At least one project (and probably more) needs to use analysis information (such as call graph analysis) from within a MachineFunctionPass, however, most analysis passes operate at the LLVM IR level. In some cases, a value (e.g., a function pointer) cannot be mapped from the MachineInstr level back to the LLVM IR level reliably, making the use of existing LLVM analysis passes from within a MachineFunctionPass impossible (or at least brittle).

This project is to encode analysis information from the LLVM IR level into the MachineInstr IR when it is generated so that it is available to a MachineFunctionPass. The exemplar is call graph analysis (useful for control-flow integrity instrumentation, analysis of code reuse defenses, and gadget compilers); however, other LLVM analyses may be useful.

Implement an on-demand function relocator in the LLVM JIT. This can help improve code locality using runtime profiling information. The idea is to use a relocation table for every function. The relocation entries need to be updated upon every function relocation (take a look at this article). A (per-function) basic block reordering would be a useful extension.

The goal of this project is to implement better data layout optimizations using the model of reference affinity. This paper provides some background information.

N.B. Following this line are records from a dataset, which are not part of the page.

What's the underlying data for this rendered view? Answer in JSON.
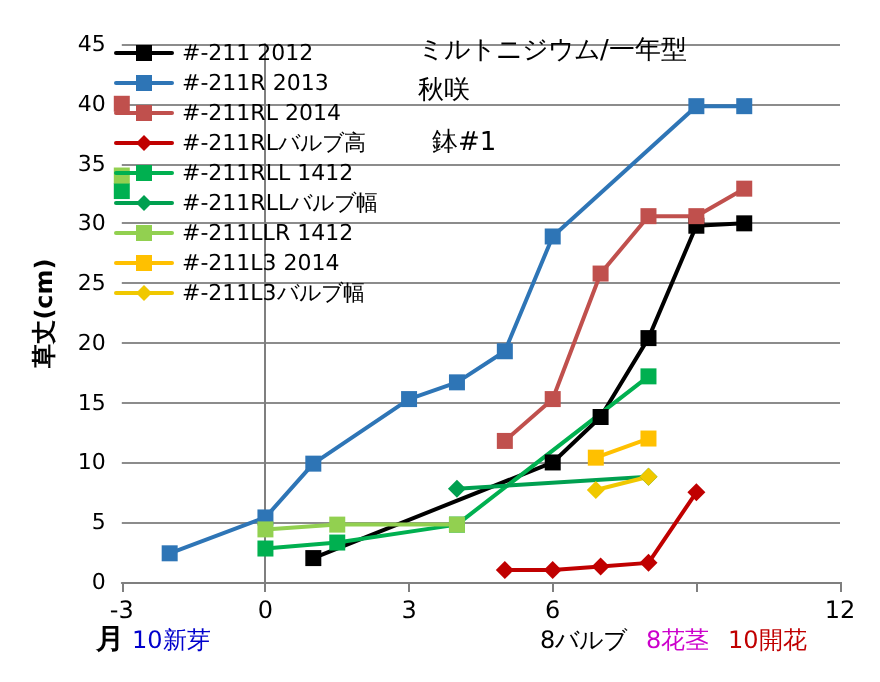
{
  "chart_data": {
    "type": "line",
    "title": "ミルトニジウム/一年型",
    "subtitle": "秋咲",
    "xlabel": "月",
    "ylabel": "草丈(cm)",
    "annotations": [
      "鉢#1",
      "10新芽",
      "8バルブ",
      "8花茎",
      "10開花"
    ],
    "xlim": [
      -3,
      12
    ],
    "xticks": [
      -3,
      0,
      3,
      6,
      {
        "value": 9,
        "label": null
      },
      12
    ],
    "ylim": [
      0,
      45
    ],
    "yticks": [
      0,
      5,
      10,
      15,
      20,
      25,
      30,
      35,
      40,
      45
    ],
    "grid": "y",
    "legend": "top left",
    "marker": "square",
    "line_style": "solid",
    "series": [
      {
        "name": "#-211 2012",
        "color": "#000000",
        "x": [
          1,
          6,
          7,
          8,
          9,
          10
        ],
        "values": [
          2,
          10,
          13.8,
          20.4,
          29.8,
          30
        ]
      },
      {
        "name": "#-211R 2013",
        "color": "#2e75b6",
        "x": [
          -2,
          0,
          1,
          3,
          4,
          5,
          6,
          9,
          10
        ],
        "values": [
          2.4,
          5.4,
          9.9,
          15.3,
          16.7,
          19.3,
          28.9,
          39.8,
          39.8
        ]
      },
      {
        "name": "#-211RL 2014",
        "color": "#c0504d",
        "x": [
          -3,
          0,
          5,
          6,
          7,
          8,
          9,
          10
        ],
        "values": [
          40,
          null,
          11.8,
          15.3,
          25.8,
          30.6,
          30.6,
          32.9
        ]
      },
      {
        "name": "#-211RLバルブ高",
        "color": "#c00000",
        "marker": "diamond",
        "x": [
          5,
          6,
          7,
          8,
          9
        ],
        "values": [
          1,
          1,
          1.3,
          1.6,
          7.5
        ]
      },
      {
        "name": "#-211RLL 1412",
        "color": "#00b050",
        "x": [
          -3,
          -1,
          0,
          1.5,
          4,
          8
        ],
        "values": [
          32.7,
          null,
          2.8,
          3.3,
          4.8,
          17.2
        ]
      },
      {
        "name": "#-211RLLバルブ幅",
        "color": "#00a050",
        "marker": "diamond",
        "x": [
          4,
          8
        ],
        "values": [
          7.8,
          8.8
        ]
      },
      {
        "name": "#-211LLR 1412",
        "color": "#92d050",
        "x": [
          -3,
          -1,
          0,
          1.5,
          4
        ],
        "values": [
          34,
          null,
          4.4,
          4.8,
          4.8
        ]
      },
      {
        "name": "#-211L3 2014",
        "color": "#ffc000",
        "x": [
          6.9,
          8
        ],
        "values": [
          10.4,
          12
        ]
      },
      {
        "name": "#-211L3バルブ幅",
        "color": "#f0c800",
        "marker": "diamond",
        "x": [
          6.9,
          8
        ],
        "values": [
          7.7,
          8.8
        ]
      }
    ]
  }
}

Slimmer is a prototype tool, built using LLVM, that uses dynamic analysis to find potential performance bugs in programs. Development on Slimmer started during Google Summer of Code in 2015 and resulted in an initial prototype, but evaluation of the prototype and improvements to make it portable and robust are still needed. This project would have a student pick up and finish the Slimmer work. The source code of Slimmer and its current documentation can be found at its Github web page.